In this Help Net Security interview, Carl Froggett, CIO at Deep Instinct, discusses emerging trends in ransomware attacks, emphasizing the need for businesses to use advanced AI technologies, such as deep learning, for prevention rather than just detection and response.
He also talks about the shift in budget priorities in 2024 toward ransomware prevention technologies.
Recent data from Deep Instinct found that the total number of ransomware victims in 2023 increased significantly.
Amazingly, there were more victims of ransomware attacks in the first half of 2023 than in all of 2022.
This clearly indicates to me that what we currently have as an industry is failing and, once again, we need a shift to combat the evolving threat landscape.
The attacker techniques have changed; ransomware attacks are being carried out as large-scale campaigns, affecting a significant number of victims at once, such as what we saw this year with the Zimbra and MOVEit vulnerability attacks.
Thanks to the advanced capabilities of AI, we can now prevent ransomware and other cyber attacks rather than just detect and respond to them.
Responding is no longer good enough as the evidence shows, we need to go back to a prevention first philosophy, with prevention capabilities embedded at different points in infrastructure, storage and business applications using AI. This is the only way businesses can truly protect themselves from advanced forms of ransomware and threats, specifically by leveraging a more sophisticated form of AI to fight against AI threats - such as deep learning.
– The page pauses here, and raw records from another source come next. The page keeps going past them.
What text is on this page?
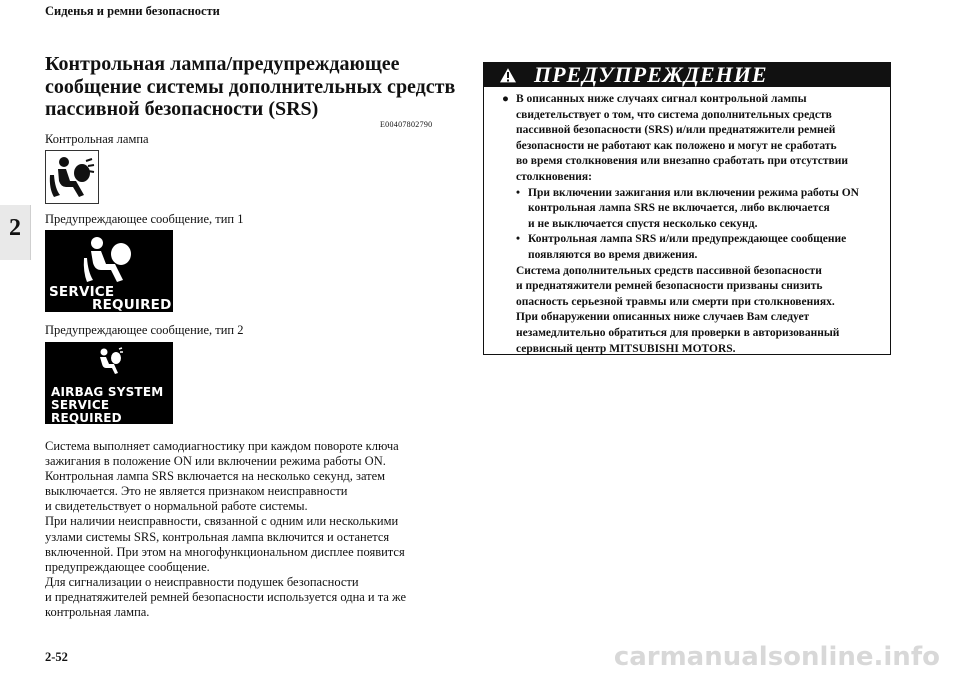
Сиденья и ремни безопасности
2
Контрольная лампа/предупреждающее
сообщение системы дополнительных средств
пассивной безопасности (SRS)
E00407802790
Контрольная лампа
Предупреждающее сообщение, тип 1
SERVICE
REQUIRED
Предупреждающее сообщение, тип 2
AIRBAG SYSTEM
SERVICE REQUIRED
Система выполняет самодиагностику при каждом повороте ключа
зажигания в положение ON или включении режима работы ON.
Контрольная лампа SRS включается на несколько секунд, затем
выключается. Это не является признаком неисправности
и свидетельствует о нормальной работе системы.
При наличии неисправности, связанной с одним или несколькими
узлами системы SRS, контрольная лампа включится и останется
включенной. При этом на многофункциональном дисплее появится
предупреждающее сообщение.
Для сигнализации о неисправности подушек безопасности
и преднатяжителей ремней безопасности используется одна и та же
контрольная лампа.
ПРЕДУПРЕЖДЕНИЕ
● В описанных ниже случаях сигнал контрольной лампы
свидетельствует о том, что система дополнительных средств
пассивной безопасности (SRS) и/или преднатяжители ремней
безопасности не работают как положено и могут не сработать
во время столкновения или внезапно сработать при отсутствии
столкновения:
• При включении зажигания или включении режима работы ON
контрольная лампа SRS не включается, либо включается
и не выключается спустя несколько секунд.
• Контрольная лампа SRS и/или предупреждающее сообщение
появляются во время движения.
Система дополнительных средств пассивной безопасности
и преднатяжители ремней безопасности призваны снизить
опасность серьезной травмы или смерти при столкновениях.
При обнаружении описанных ниже случаев Вам следует
незамедлительно обратиться для проверки в авторизованный
сервисный центр MITSUBISHI MOTORS.
2-52	carmanualsonline.info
That's especially evident when you compare deep learning versus machine learning-based solutions.
Most cybersecurity tools leverage Machine Learning models that present several shortcomings to security teams when it comes to the prevention of threats.
These offerings are trained on limited subsets of available data, offer just 50-70% accuracy with unknown threats, and introduce many false positives.
Because DL models understand the building blocks of malicious files, DL makes it possible to implement and deploy a predictive prevention-based security program - one that can predict future malicious behaviors, detecting and preventing unknown threats, ransomware, and zero-days.
Security operation center teams are inundated with alerts and potential security threats they need to investigate.
They produce extremely low false positive rates because they're very accurate, giving SOC teams back time to focus on real, actionable alerts and pinpoint threats faster, with greater efficiency.
By spending time on real threats, they can optimize their threat posture and engage in more proactive threat hunting which significantly improves the risk posture of their organization.
With 62% of the C-suite confirming ransomware was their number one concern this past year, we'll see businesses shifting their budgets in 2024 - investing in prevention technologies that stop ransomware, known and unknown threats, and other malware.
Clearly, given the evidence, this approach is failing rapidly year on year due to the threat landscape changing.
Security teams won't win the battle against AI with legacy tools; rather, organizations require cybersecurity solutions that are natively built with DL models to mitigate the volume and velocity of evolving AI threats.
In 2024, we'll see organizations make room in their budgets to integrate advanced AI technologies into their cybersecurity strategies to enhance security resilience and mitigate the likelihood of successful attacks.
In 2023, we saw AI burst onto the scene; 2024 will be the year AI becomes part of business planning, processes, and decision-making.